Oleh : Meni Warlia, SH, MH, (Hakim PN Bangkinang)
Tanggal Posting: 15-04-2020 08:17:19

REVITALISASI MEDIASI DI PERADILAN PADA MASA PANDEMI COVID-19



Pandemi Covid-19 adalah tragedi kemanusiaan yang melibatkan miliaran manusia terdampak. Tidak diragukan lagi, ia adalah salah satu hantaman terkeras yang pernah mendarat di tubuh peradaban kita. Hukum sebagai salah satu supporting system yang menopang proses interaksi sosial tidak pula luput dari persoalan turunan akibat Covid-19.

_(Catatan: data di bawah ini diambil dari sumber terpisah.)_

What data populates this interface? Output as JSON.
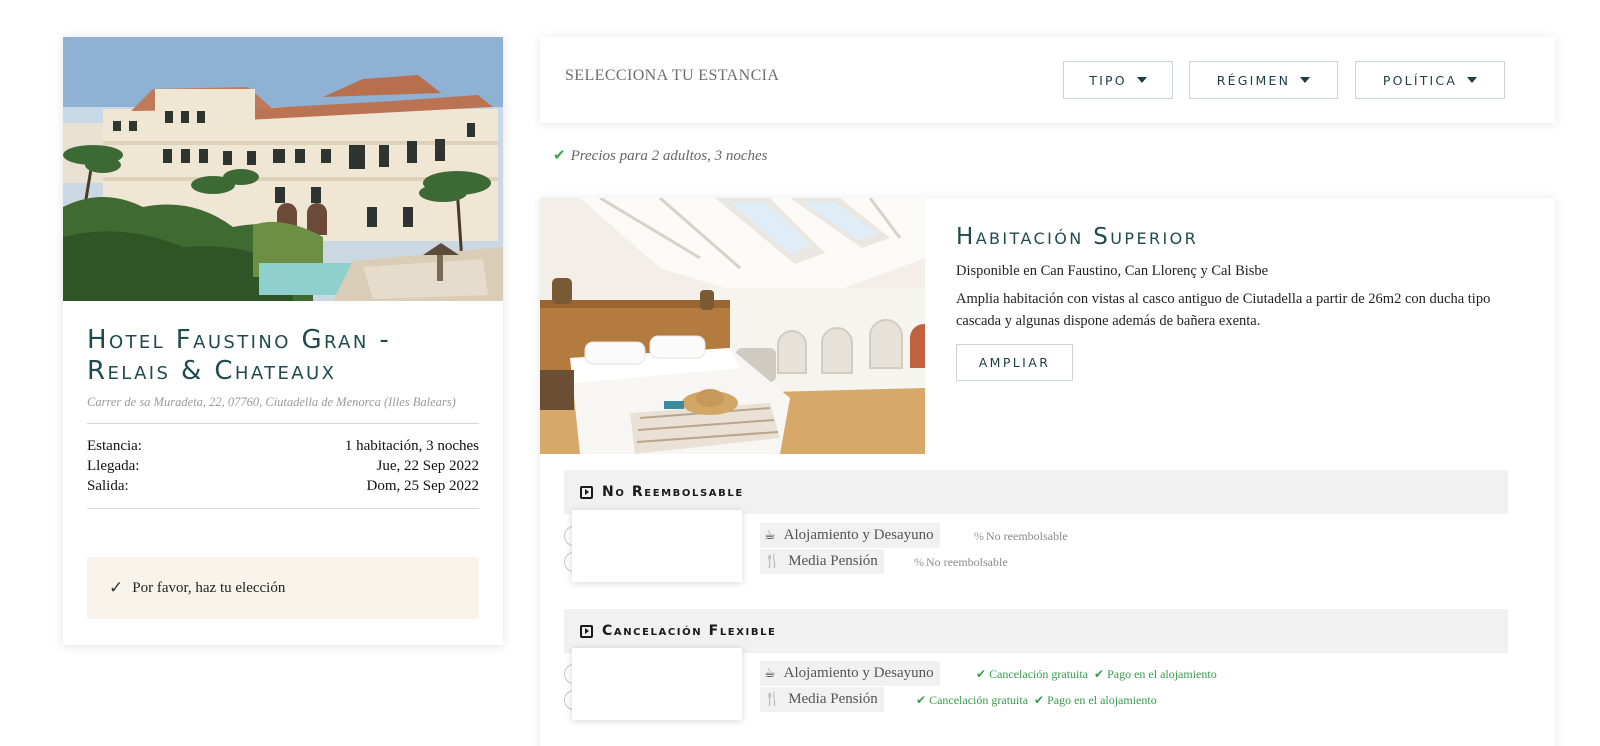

Layaknya kutipan Michael Dooley disaster gave me two things: a moment to react and a decision to overcome, dunia peradilan segera bereaksi dan mengambil keputusan menerbitkan regulasi yang tidak biasa namun terbukti layak diapresiasi. Lahirnya Surat Edaran Mahkamah Agung Nomor 1 tahun 2020 yang mengejawantahkan Salus Populi Suprema Lex Esto dan surat dari Dirjen Badan Peradilan Umum Nomor : 379/DJU/PS.00/3/2020 tanggal 27 Maret 2020 pada gilirannya menjadi payung hukum dan dasar pijakan bagi pelaksanaan persidangan secara tele-conference;

Dalam system peradilan pidana, covid-19 memang telah memaksa terjadinya perubahan dalam proses pemeriksaan pidana khususnya mengenai kehadiran terdakwa di persidangan yang kini tidak hanya diartikan kehadiran secara fisik, namun juga kehadiran secara elektronik dalam bentuk video conference (vicon). Meski dalam praktiknya masih terdapat perbedaan pendapat dengan segala alasannya apakah pelaksanaan video conference dalam sidang pidana ini dibatasi hanya khusus terhadap terdakwa yang masa penahanannya tidak bisa diperpanjang lagi atau juga dapat diberlakukan bagi terdakwa yang masih dapat diperpanjang penahanannya atau bahkan terhadap perkara yang baru dilimpahkan, namun tidak dapat dipungkiri bahwa kehadiran secara elektronik sudah diterima sebagai norma hukum dan fatsun yang jamak dipraktikkan oleh hakim.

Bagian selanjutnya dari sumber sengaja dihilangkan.